申し立てたのは、都内在住の女性と栃木県在住の夫婦の3人だ。

新型コロナ感染が拡大傾向にある中で、7月22日からスタートする「Go To トラベル」によって、生命や身体、健康に回復不可能な危険を与えるおそれがあるとして、「少なくとも現段階でおこなうことは時期尚早であり、おこなわれるべきではない」と主張している。

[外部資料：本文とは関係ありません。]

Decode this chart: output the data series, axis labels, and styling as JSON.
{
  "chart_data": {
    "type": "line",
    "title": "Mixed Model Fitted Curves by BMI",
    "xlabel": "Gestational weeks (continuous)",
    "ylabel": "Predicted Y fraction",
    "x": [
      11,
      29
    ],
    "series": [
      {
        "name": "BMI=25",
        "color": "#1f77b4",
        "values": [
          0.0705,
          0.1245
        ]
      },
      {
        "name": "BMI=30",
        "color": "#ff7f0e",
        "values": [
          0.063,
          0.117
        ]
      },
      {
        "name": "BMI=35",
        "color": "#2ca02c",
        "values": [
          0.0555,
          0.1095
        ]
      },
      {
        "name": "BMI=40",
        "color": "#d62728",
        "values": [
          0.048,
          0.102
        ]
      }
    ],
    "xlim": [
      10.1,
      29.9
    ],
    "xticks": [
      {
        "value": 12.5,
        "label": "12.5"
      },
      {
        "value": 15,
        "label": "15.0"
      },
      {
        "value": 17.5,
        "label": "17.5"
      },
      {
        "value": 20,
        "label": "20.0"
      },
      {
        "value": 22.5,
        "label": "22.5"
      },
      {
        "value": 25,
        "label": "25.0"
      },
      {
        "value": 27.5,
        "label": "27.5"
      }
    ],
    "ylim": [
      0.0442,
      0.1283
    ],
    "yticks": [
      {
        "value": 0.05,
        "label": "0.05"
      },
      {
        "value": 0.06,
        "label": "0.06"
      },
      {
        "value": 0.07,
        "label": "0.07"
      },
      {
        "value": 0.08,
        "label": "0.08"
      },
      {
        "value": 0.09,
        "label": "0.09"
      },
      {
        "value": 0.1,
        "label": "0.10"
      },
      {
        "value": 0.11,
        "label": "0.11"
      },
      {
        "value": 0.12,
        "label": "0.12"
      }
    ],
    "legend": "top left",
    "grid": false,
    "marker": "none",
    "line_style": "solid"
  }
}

そのうえで、(1)「Go To トラベル」の利用申請書の受付をおこなわないこと、(2)受け取った利用申請書に基づいた支払いをおこなわないこと、(3)ツーリズム産業共同事業体に(1)と(2)を遵守させること――をもとめている。

●代理人「今回の申し立ての意義は大きい」

3人の代理人をつとめる藤本一郎弁護士は弁護士ドットコムニュースの取材に対して「今回の申し立ての意義は大きい」と話す。

「運動論的には、『Go To トラベル事業』に対する疑問を異なった角度から示すことで、結論は別にして、その問題点を明らかにすることに役立ちます。結果として、『Go To トラベル事業」の矛盾や問題点をみなさまにより明確に知ってもらえると考えます。

法的には、まず、人格的生存権を侵害する『行為』はいったい何なのかということがポイントになるように思います。日本では、特措法においても緊急事態宣言においても、『GoTo トラベル事業』があってもなくても、自由に旅行することが可能です。多少の政策で『違法行為』になることはないかもしれません。

しかし、政府の今回の政策は、巨額の予算を背景に、いわば『お墨付き』を与えるもので、事実上の力を超えたものがあり、これによって健康被害が広がる蓋然性があるとすれば、違法な行為を言い得るのではないでしょうか。

原発の設置や稼働と比較しても、今回の『政策』がそのような違法行為に該当するといえるか、それは容易ではないかもしれませんが、可能な範囲で明らかにしたいと考えています。

また、法律実務家としては、この種の争いごとについて、民事保全という手法をとることの是非について、より多くのみなさまと一緒に考えることができたらとも思っています。万一不適法却下だということであれば、それはそれで別途考えもあるのですが、またそのときにお話できたらと思います」

●個人の生命や健康は「重大な保護法益」

申立書は、裁判例を引用しつつ、「Go To トラベル」によって、侵害されるおそれがある権利について、次のように説明している。

・個人の生命や身体、健康という重大な保護法益が、違法に侵害されたり、そのおそれがある場合は、現におこなわれている違法な侵害を排除し、または将来生じる違法な侵害行為を予防するため、人格権(人格的生存権)にもとづいて侵害行為の差し止めをもとめることができる(広島高裁令和2年1月17日決定)

・個人の生命や身体、健康という重大な保護法益が、現に侵害される具体的危険がある場合には、その個人は人格権にもとづく加害排除(予防)請求として、侵害行為の排除(予防)を請求することができると認められている(大阪高裁令和2年1月30日決定)

●「Go To トラベル」は混乱がつづいている

「Go To トラベル」は、新型コロナで大きな打撃のあった観光業を支援するために、国内の旅行代金の最大半額を補助するという事業だ。1兆3500億円という予算が投じられることになっている。当初は8月からとされていたが、7月22日に前倒しとなった。

しかし、「Go To トラベル」をめぐっては、新型コロナ感染がふたたび拡大する中、地方自治体の首長や国民からも批判・困惑が高まっており、あとから、東京発着の旅行が対象外となったり、若者・高齢者の団体旅行が割引対象外の方針とされるなど、混乱がつづいている。